O sorriso de Kuro desapareceu. Ela foi até o corredor e lá vinha Rob, seguido de Amuro da 3-E. Eles passaram pela morena pasma na porta. Os falsos resultados não funcionaram. Era o fim. Mais um ano. Não havia esperança que suportasse. Atrás dela, os outros cochichavam que a esquisita ficaria sozinha mais um ano, que ela não tinha jeito e que era culpa dela sua situação.

Sem aguentar mais, correu para o banheiro e se trancou na cabine do meio. Sentou sobre a tampa do vaso, abraçando os joelhos e começou a molhar as mangas de sua blusa cinza com as lágrimas.

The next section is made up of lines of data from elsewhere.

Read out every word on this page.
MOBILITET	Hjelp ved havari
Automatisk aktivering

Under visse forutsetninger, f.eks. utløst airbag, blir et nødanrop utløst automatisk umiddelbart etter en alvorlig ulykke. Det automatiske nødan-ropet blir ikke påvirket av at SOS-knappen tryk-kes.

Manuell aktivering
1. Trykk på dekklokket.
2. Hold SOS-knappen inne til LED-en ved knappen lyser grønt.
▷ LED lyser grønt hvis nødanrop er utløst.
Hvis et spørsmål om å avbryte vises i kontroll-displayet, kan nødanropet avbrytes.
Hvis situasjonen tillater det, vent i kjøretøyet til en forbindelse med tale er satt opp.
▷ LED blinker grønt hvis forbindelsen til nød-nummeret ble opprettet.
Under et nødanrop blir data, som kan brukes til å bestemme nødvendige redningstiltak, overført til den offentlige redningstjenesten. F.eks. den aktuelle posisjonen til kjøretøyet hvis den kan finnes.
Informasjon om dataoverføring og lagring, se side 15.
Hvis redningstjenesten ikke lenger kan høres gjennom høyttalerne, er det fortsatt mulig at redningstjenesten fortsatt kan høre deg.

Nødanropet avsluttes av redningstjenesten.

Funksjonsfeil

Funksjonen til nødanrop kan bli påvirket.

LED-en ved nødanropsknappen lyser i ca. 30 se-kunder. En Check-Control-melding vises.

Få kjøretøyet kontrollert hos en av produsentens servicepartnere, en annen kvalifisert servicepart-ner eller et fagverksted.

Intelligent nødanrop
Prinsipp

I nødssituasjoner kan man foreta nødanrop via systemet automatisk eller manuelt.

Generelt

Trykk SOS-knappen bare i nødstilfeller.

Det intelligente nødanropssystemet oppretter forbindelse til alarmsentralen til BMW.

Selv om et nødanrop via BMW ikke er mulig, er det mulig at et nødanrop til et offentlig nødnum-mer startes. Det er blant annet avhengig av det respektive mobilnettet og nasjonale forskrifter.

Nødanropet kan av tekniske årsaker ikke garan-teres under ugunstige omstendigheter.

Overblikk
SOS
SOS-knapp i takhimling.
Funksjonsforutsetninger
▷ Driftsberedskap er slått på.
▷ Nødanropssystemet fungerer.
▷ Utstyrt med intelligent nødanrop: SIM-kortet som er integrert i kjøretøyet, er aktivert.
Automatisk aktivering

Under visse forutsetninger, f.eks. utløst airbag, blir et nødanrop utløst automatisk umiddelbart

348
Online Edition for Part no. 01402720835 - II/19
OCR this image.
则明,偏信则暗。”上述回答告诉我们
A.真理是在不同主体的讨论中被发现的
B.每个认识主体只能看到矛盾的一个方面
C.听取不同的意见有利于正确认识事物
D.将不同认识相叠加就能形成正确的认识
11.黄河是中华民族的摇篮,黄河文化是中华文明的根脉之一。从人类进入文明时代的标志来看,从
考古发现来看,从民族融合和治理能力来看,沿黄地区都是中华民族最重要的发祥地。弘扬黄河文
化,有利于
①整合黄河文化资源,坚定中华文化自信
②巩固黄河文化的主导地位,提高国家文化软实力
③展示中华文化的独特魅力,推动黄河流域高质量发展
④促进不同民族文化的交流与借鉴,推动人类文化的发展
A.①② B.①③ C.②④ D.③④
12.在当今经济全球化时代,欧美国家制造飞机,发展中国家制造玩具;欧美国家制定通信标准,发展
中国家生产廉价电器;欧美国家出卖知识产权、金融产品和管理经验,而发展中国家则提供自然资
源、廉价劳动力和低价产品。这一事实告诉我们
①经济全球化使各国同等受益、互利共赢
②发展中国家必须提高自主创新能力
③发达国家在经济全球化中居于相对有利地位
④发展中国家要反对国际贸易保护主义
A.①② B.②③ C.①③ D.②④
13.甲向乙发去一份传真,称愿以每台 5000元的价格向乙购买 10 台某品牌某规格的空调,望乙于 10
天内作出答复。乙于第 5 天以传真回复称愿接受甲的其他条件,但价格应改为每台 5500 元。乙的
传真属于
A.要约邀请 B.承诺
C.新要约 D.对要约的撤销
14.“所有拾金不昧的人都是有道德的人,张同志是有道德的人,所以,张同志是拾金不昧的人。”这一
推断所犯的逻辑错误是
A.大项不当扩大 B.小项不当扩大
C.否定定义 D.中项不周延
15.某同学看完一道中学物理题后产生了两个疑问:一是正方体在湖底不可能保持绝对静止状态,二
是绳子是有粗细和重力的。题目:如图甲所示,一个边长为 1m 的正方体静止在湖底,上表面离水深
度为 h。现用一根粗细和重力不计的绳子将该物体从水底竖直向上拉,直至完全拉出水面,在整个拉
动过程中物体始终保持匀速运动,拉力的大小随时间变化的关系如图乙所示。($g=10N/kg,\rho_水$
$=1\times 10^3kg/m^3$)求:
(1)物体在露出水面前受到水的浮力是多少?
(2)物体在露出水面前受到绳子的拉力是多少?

- Eu não pedi pra ser assim... - Arfou em seus braços. - ...nunca quis esses olhos... - Terminava de responder aos cochichos maldosos dos outros.

O inchaço tornava as lágrimas ardidas e ainda mais doloridas. O choro abafado nas mangas embaçou as lentes de seu óculos. Ela o tirou um pouco e seus olhos pareciam mudar de cor. O usual castanho escuro se dissolvia em outro tom.

Algumas meninas entraram conversando no banheiro de repente. No mesmo instante, Kuro engoliu todo o choro, recolocou os óculos e saiu da cabine. As meninas a cercaram, socaram e a chutaram. A morena pôde apenas proteger o rosto no chão. Elas a insultavam, diziam que ela não prestava, que merecia ficar sozinha e a desprezavam totalmente.

As dores dos chutes em seu estômago a fizeram desmaiar e ela acordou com o sol quase no horizonte. Levantou devagar, se apoiando no box e limpou um pouco de sangue no nariz. Seus olhos estavam um pouco inchados, mas por conta das lágrimas. Ela estava triste, mas aceitando seu destino, enfim. A escola estava vazia. Tudo o que pôde fazer foi pegar sua mochila e voltar dolorida e chateada para casa.

Ao chegar a mãe lhe deu um abraço e a morena despencou chorando.

- Qual é o meu problema?! O que tem de errado comigo?! - Reclamou em meio a lágrimas.

- Não há nada de errado. O problema não é com você, são os outros que não entendem que você é especial - A mãe tentava acalmar sua filha - Vamos, fiz um bom jantar.

- Não tô com fome. Só... quero dormir agora - Disse a filha indo para o quarto.

Sua mãe nem tentou argumentar e a deixou ir. Kuro foi para o quarto, jogou a mochila num canto, sentou na cama e tirou os óculos. Seus olhos mudaram do castanho para o cinza e ela os mirou no espelho.

- Porque nasci com esses olhos? - Se lamentou.

Sem pensar em mais nada, ela se lançou sobre a cama e pegou no sono facilmente. Nem notou o envelope com o resultado de seu exame em sua mochila.